Although the automotive industry sees solid-state batteries as the next game-changer for EV driving range, performance and safety, the technology is projected to penetrate the market at a 5 percent rate at best by 2030, said one battery-development expert speaking at the 2023 Battery Show North America in Novi, MI. Another presenter said solid-state technology still has several significant challenges to overcome before being commercially viable for mass-market EVs.
Bill Kephart of P3 Group, an automotive-industry consultancy, said to expect a 3 percent to 5 percent penetration rate for solid-state batteries in 2030. He cited four factors — performance, manufacturability, supply chain, and cost — as the primary areas in which solid-state technology must improve before being able to reach high-volume potential.

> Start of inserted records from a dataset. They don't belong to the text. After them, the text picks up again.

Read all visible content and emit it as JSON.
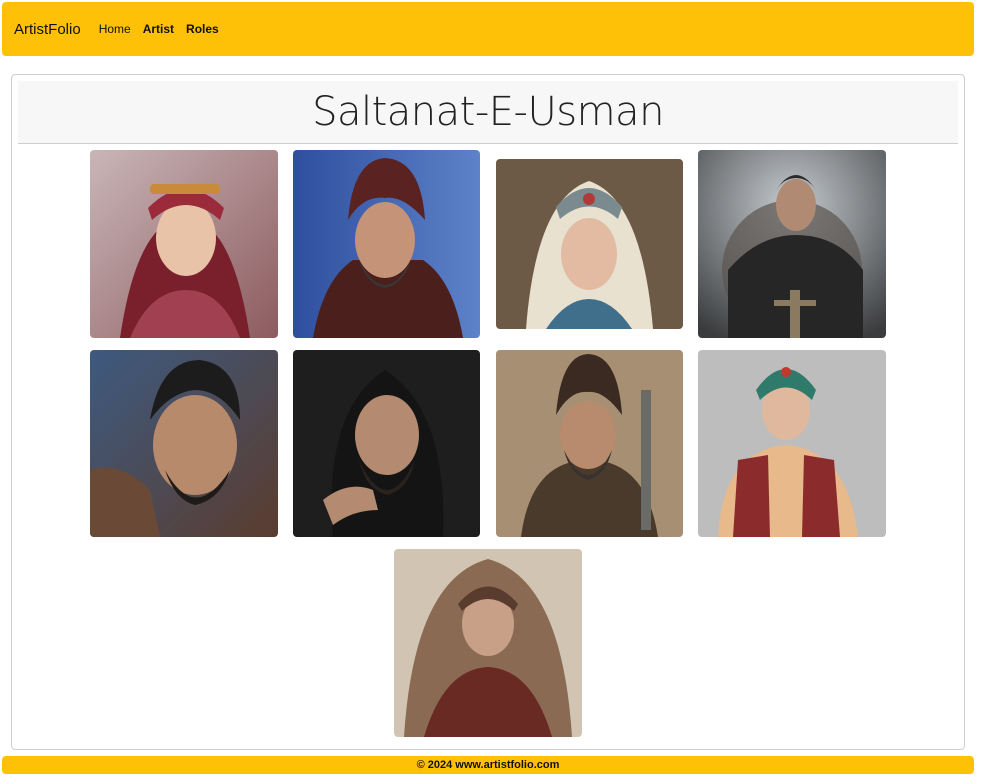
{
  "navbar": {
    "brand": "ArtistFolio",
    "links": [
      {
        "label": "Home"
      },
      {
        "label": "Artist"
      },
      {
        "label": "Roles"
      }
    ]
  },
  "page": {
    "title": "Saltanat-E-Usman"
  },
  "gallery": {
    "items": [
      {
        "icon": "portrait-woman-red-headdress"
      },
      {
        "icon": "portrait-man-dark-turban"
      },
      {
        "icon": "portrait-woman-white-headdress"
      },
      {
        "icon": "portrait-warrior-armor"
      },
      {
        "icon": "portrait-man-dark-hair"
      },
      {
        "icon": "portrait-man-long-hair"
      },
      {
        "icon": "portrait-man-turban-sword"
      },
      {
        "icon": "portrait-woman-embroidered-vest"
      },
      {
        "icon": "portrait-woman-veil"
      }
    ]
  },
  "footer": {
    "text": "© 2024 www.artistfolio.com"
  },
  "colors": {
    "accent": "#ffc107"
  }
}
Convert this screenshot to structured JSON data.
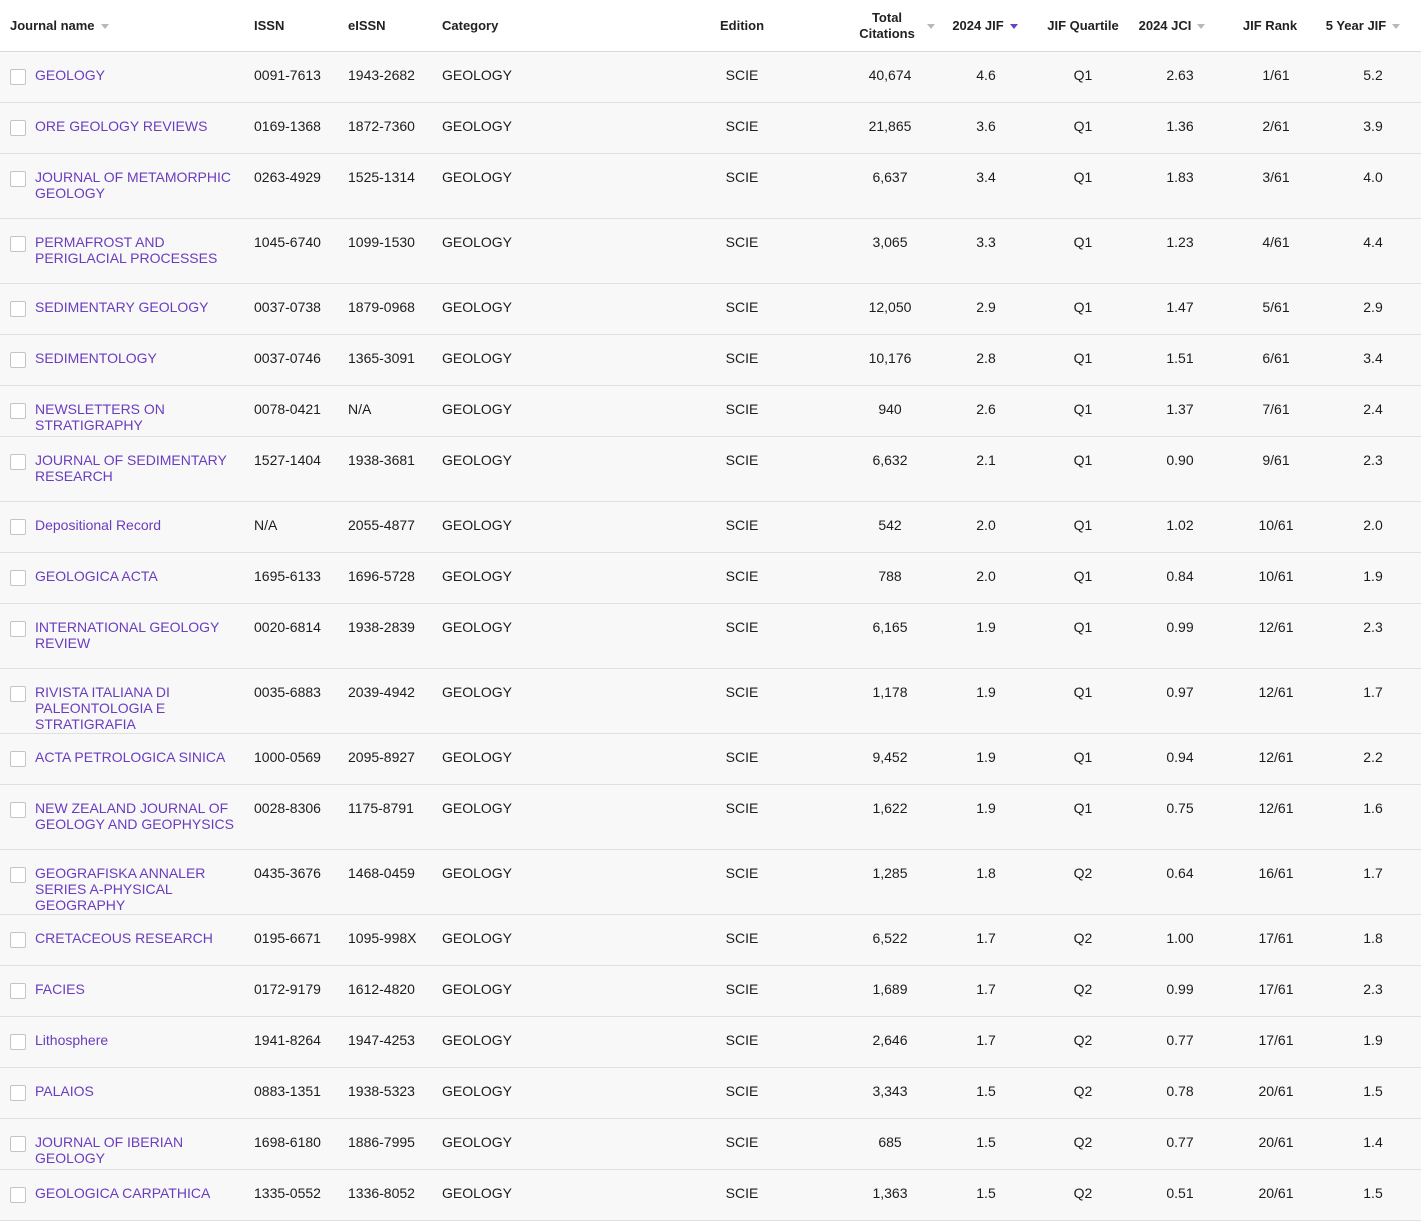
{
  "headers": {
    "journal_name": "Journal name",
    "issn": "ISSN",
    "eissn": "eISSN",
    "category": "Category",
    "edition": "Edition",
    "total_citations_line1": "Total",
    "total_citations_line2": "Citations",
    "jif": "2024 JIF",
    "jif_quartile": "JIF Quartile",
    "jci": "2024 JCI",
    "jif_rank": "JIF Rank",
    "five_year_jif": "5 Year JIF"
  },
  "sort": {
    "active_column": "2024 JIF",
    "active_color": "#6b3fc4",
    "inactive_color": "#b8b8b8"
  },
  "link_color": "#6a3cbf",
  "rows": [
    {
      "name": "GEOLOGY",
      "issn": "0091-7613",
      "eissn": "1943-2682",
      "category": "GEOLOGY",
      "edition": "SCIE",
      "citations": "40,674",
      "jif": "4.6",
      "quartile": "Q1",
      "jci": "2.63",
      "rank": "1/61",
      "five_year": "5.2"
    },
    {
      "name": "ORE GEOLOGY REVIEWS",
      "issn": "0169-1368",
      "eissn": "1872-7360",
      "category": "GEOLOGY",
      "edition": "SCIE",
      "citations": "21,865",
      "jif": "3.6",
      "quartile": "Q1",
      "jci": "1.36",
      "rank": "2/61",
      "five_year": "3.9"
    },
    {
      "name": "JOURNAL OF METAMORPHIC GEOLOGY",
      "issn": "0263-4929",
      "eissn": "1525-1314",
      "category": "GEOLOGY",
      "edition": "SCIE",
      "citations": "6,637",
      "jif": "3.4",
      "quartile": "Q1",
      "jci": "1.83",
      "rank": "3/61",
      "five_year": "4.0"
    },
    {
      "name": "PERMAFROST AND PERIGLACIAL PROCESSES",
      "issn": "1045-6740",
      "eissn": "1099-1530",
      "category": "GEOLOGY",
      "edition": "SCIE",
      "citations": "3,065",
      "jif": "3.3",
      "quartile": "Q1",
      "jci": "1.23",
      "rank": "4/61",
      "five_year": "4.4"
    },
    {
      "name": "SEDIMENTARY GEOLOGY",
      "issn": "0037-0738",
      "eissn": "1879-0968",
      "category": "GEOLOGY",
      "edition": "SCIE",
      "citations": "12,050",
      "jif": "2.9",
      "quartile": "Q1",
      "jci": "1.47",
      "rank": "5/61",
      "five_year": "2.9"
    },
    {
      "name": "SEDIMENTOLOGY",
      "issn": "0037-0746",
      "eissn": "1365-3091",
      "category": "GEOLOGY",
      "edition": "SCIE",
      "citations": "10,176",
      "jif": "2.8",
      "quartile": "Q1",
      "jci": "1.51",
      "rank": "6/61",
      "five_year": "3.4"
    },
    {
      "name": "NEWSLETTERS ON STRATIGRAPHY",
      "issn": "0078-0421",
      "eissn": "N/A",
      "category": "GEOLOGY",
      "edition": "SCIE",
      "citations": "940",
      "jif": "2.6",
      "quartile": "Q1",
      "jci": "1.37",
      "rank": "7/61",
      "five_year": "2.4"
    },
    {
      "name": "JOURNAL OF SEDIMENTARY RESEARCH",
      "issn": "1527-1404",
      "eissn": "1938-3681",
      "category": "GEOLOGY",
      "edition": "SCIE",
      "citations": "6,632",
      "jif": "2.1",
      "quartile": "Q1",
      "jci": "0.90",
      "rank": "9/61",
      "five_year": "2.3"
    },
    {
      "name": "Depositional Record",
      "issn": "N/A",
      "eissn": "2055-4877",
      "category": "GEOLOGY",
      "edition": "SCIE",
      "citations": "542",
      "jif": "2.0",
      "quartile": "Q1",
      "jci": "1.02",
      "rank": "10/61",
      "five_year": "2.0"
    },
    {
      "name": "GEOLOGICA ACTA",
      "issn": "1695-6133",
      "eissn": "1696-5728",
      "category": "GEOLOGY",
      "edition": "SCIE",
      "citations": "788",
      "jif": "2.0",
      "quartile": "Q1",
      "jci": "0.84",
      "rank": "10/61",
      "five_year": "1.9"
    },
    {
      "name": "INTERNATIONAL GEOLOGY REVIEW",
      "issn": "0020-6814",
      "eissn": "1938-2839",
      "category": "GEOLOGY",
      "edition": "SCIE",
      "citations": "6,165",
      "jif": "1.9",
      "quartile": "Q1",
      "jci": "0.99",
      "rank": "12/61",
      "five_year": "2.3"
    },
    {
      "name": "RIVISTA ITALIANA DI PALEONTOLOGIA E STRATIGRAFIA",
      "issn": "0035-6883",
      "eissn": "2039-4942",
      "category": "GEOLOGY",
      "edition": "SCIE",
      "citations": "1,178",
      "jif": "1.9",
      "quartile": "Q1",
      "jci": "0.97",
      "rank": "12/61",
      "five_year": "1.7"
    },
    {
      "name": "ACTA PETROLOGICA SINICA",
      "issn": "1000-0569",
      "eissn": "2095-8927",
      "category": "GEOLOGY",
      "edition": "SCIE",
      "citations": "9,452",
      "jif": "1.9",
      "quartile": "Q1",
      "jci": "0.94",
      "rank": "12/61",
      "five_year": "2.2"
    },
    {
      "name": "NEW ZEALAND JOURNAL OF GEOLOGY AND GEOPHYSICS",
      "issn": "0028-8306",
      "eissn": "1175-8791",
      "category": "GEOLOGY",
      "edition": "SCIE",
      "citations": "1,622",
      "jif": "1.9",
      "quartile": "Q1",
      "jci": "0.75",
      "rank": "12/61",
      "five_year": "1.6"
    },
    {
      "name": "GEOGRAFISKA ANNALER SERIES A-PHYSICAL GEOGRAPHY",
      "issn": "0435-3676",
      "eissn": "1468-0459",
      "category": "GEOLOGY",
      "edition": "SCIE",
      "citations": "1,285",
      "jif": "1.8",
      "quartile": "Q2",
      "jci": "0.64",
      "rank": "16/61",
      "five_year": "1.7"
    },
    {
      "name": "CRETACEOUS RESEARCH",
      "issn": "0195-6671",
      "eissn": "1095-998X",
      "category": "GEOLOGY",
      "edition": "SCIE",
      "citations": "6,522",
      "jif": "1.7",
      "quartile": "Q2",
      "jci": "1.00",
      "rank": "17/61",
      "five_year": "1.8"
    },
    {
      "name": "FACIES",
      "issn": "0172-9179",
      "eissn": "1612-4820",
      "category": "GEOLOGY",
      "edition": "SCIE",
      "citations": "1,689",
      "jif": "1.7",
      "quartile": "Q2",
      "jci": "0.99",
      "rank": "17/61",
      "five_year": "2.3"
    },
    {
      "name": "Lithosphere",
      "issn": "1941-8264",
      "eissn": "1947-4253",
      "category": "GEOLOGY",
      "edition": "SCIE",
      "citations": "2,646",
      "jif": "1.7",
      "quartile": "Q2",
      "jci": "0.77",
      "rank": "17/61",
      "five_year": "1.9"
    },
    {
      "name": "PALAIOS",
      "issn": "0883-1351",
      "eissn": "1938-5323",
      "category": "GEOLOGY",
      "edition": "SCIE",
      "citations": "3,343",
      "jif": "1.5",
      "quartile": "Q2",
      "jci": "0.78",
      "rank": "20/61",
      "five_year": "1.5"
    },
    {
      "name": "JOURNAL OF IBERIAN GEOLOGY",
      "issn": "1698-6180",
      "eissn": "1886-7995",
      "category": "GEOLOGY",
      "edition": "SCIE",
      "citations": "685",
      "jif": "1.5",
      "quartile": "Q2",
      "jci": "0.77",
      "rank": "20/61",
      "five_year": "1.4"
    },
    {
      "name": "GEOLOGICA CARPATHICA",
      "issn": "1335-0552",
      "eissn": "1336-8052",
      "category": "GEOLOGY",
      "edition": "SCIE",
      "citations": "1,363",
      "jif": "1.5",
      "quartile": "Q2",
      "jci": "0.51",
      "rank": "20/61",
      "five_year": "1.5"
    }
  ]
}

Kephart said there are “very few know facts about manufacturability,” and added that the supply chain for solid-state batteries “is at a very low maturity.” He mentioned questions about the supply of solid electrolytes and lithium metal anodes as specific examples.
In a separate presentation titled “Status, Challenges and Needs of Solid-State Batteries, Alvaro Masias, Cell Technology Research Supervisor at Ford, said bluntly that while good progress has been made in development of solid-state batteries, it is “very difficult to see [the technology] would be cost-competitive in the near-term.”

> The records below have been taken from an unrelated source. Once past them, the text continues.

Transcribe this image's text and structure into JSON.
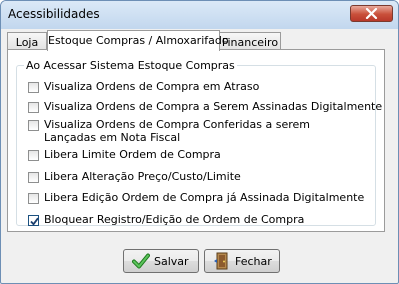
{
  "window": {
    "title": "Acessibilidades",
    "close_icon": "close-icon"
  },
  "tabs": [
    {
      "label": "Loja",
      "active": false
    },
    {
      "label": "Estoque Compras / Almoxarifado",
      "active": true
    },
    {
      "label": "Financeiro",
      "active": false
    }
  ],
  "group": {
    "legend": "Ao Acessar Sistema Estoque Compras",
    "options": [
      {
        "label": "Visualiza Ordens de Compra em Atraso",
        "checked": false
      },
      {
        "label": "Visualiza Ordens de Compra a Serem Assinadas Digitalmente",
        "checked": false
      },
      {
        "label": "Visualiza Ordens de Compra Conferidas a serem Lançadas em Nota Fiscal",
        "checked": false
      },
      {
        "label": "Libera Limite Ordem de Compra",
        "checked": false
      },
      {
        "label": "Libera Alteração Preço/Custo/Limite",
        "checked": false
      },
      {
        "label": "Libera Edição Ordem de Compra já Assinada Digitalmente",
        "checked": false
      },
      {
        "label": "Bloquear Registro/Edição de Ordem de Compra",
        "checked": true
      }
    ]
  },
  "buttons": {
    "save": {
      "label": "Salvar",
      "icon": "checkmark-icon",
      "icon_color": "#2e9a2e"
    },
    "close": {
      "label": "Fechar",
      "icon": "door-exit-icon"
    }
  }
}
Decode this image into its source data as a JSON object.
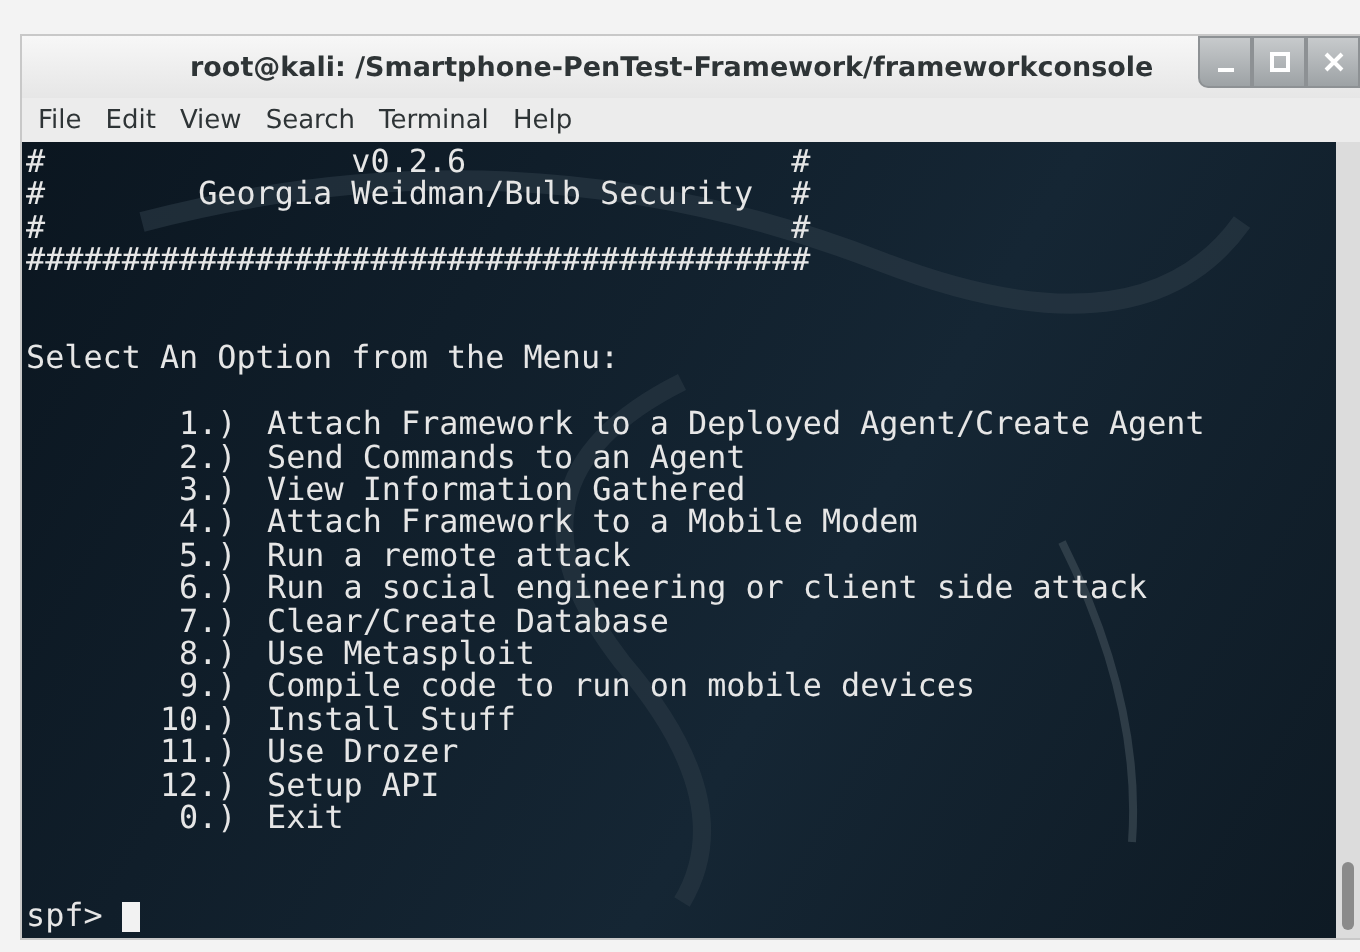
{
  "window": {
    "title": "root@kali: /Smartphone-PenTest-Framework/frameworkconsole"
  },
  "menu_bar": [
    "File",
    "Edit",
    "View",
    "Search",
    "Terminal",
    "Help"
  ],
  "terminal": {
    "header_lines": [
      "#                v0.2.6                 #",
      "#        Georgia Weidman/Bulb Security  #",
      "#                                       #",
      "#########################################"
    ],
    "menu_heading": "Select An Option from the Menu:",
    "menu_items": [
      {
        "number": "1.)",
        "label": "Attach Framework to a Deployed Agent/Create Agent"
      },
      {
        "number": "2.)",
        "label": "Send Commands to an Agent"
      },
      {
        "number": "3.)",
        "label": "View Information Gathered"
      },
      {
        "number": "4.)",
        "label": "Attach Framework to a Mobile Modem"
      },
      {
        "number": "5.)",
        "label": "Run a remote attack"
      },
      {
        "number": "6.)",
        "label": "Run a social engineering or client side attack"
      },
      {
        "number": "7.)",
        "label": "Clear/Create Database"
      },
      {
        "number": "8.)",
        "label": "Use Metasploit"
      },
      {
        "number": "9.)",
        "label": "Compile code to run on mobile devices"
      },
      {
        "number": "10.)",
        "label": "Install Stuff"
      },
      {
        "number": "11.)",
        "label": "Use Drozer"
      },
      {
        "number": "12.)",
        "label": "Setup API"
      },
      {
        "number": "0.)",
        "label": "Exit"
      }
    ],
    "prompt": "spf>"
  }
}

Masias cited ongoing support from the United States Advanced Battery Consortium (USABC) as an enabler of ongoing R&D and noted that the USABC’s target of a battery chemistry to deliver an energy density of 450 watt-hours per kilogram requires a significant upgrade over current lithium-ion batteries, which offer around 350 Wh/kg and “doesn’t support our long-term goals.”
He said there is ongoing development of aspects of solid-state design, such as “hybrid” or semi-solid electrolytes, but there are any number of performance- and cost-related aspects of solid-state designs that remain unresolved. Masias displayed a graphic with a maze-like matrix of collaborating automakers, battery manufacturers, and startup companies and said most companies have diversified their battery-development investments to assure a reliable supply of proven technology while supporting R&D of advanced chemistries such as solid state.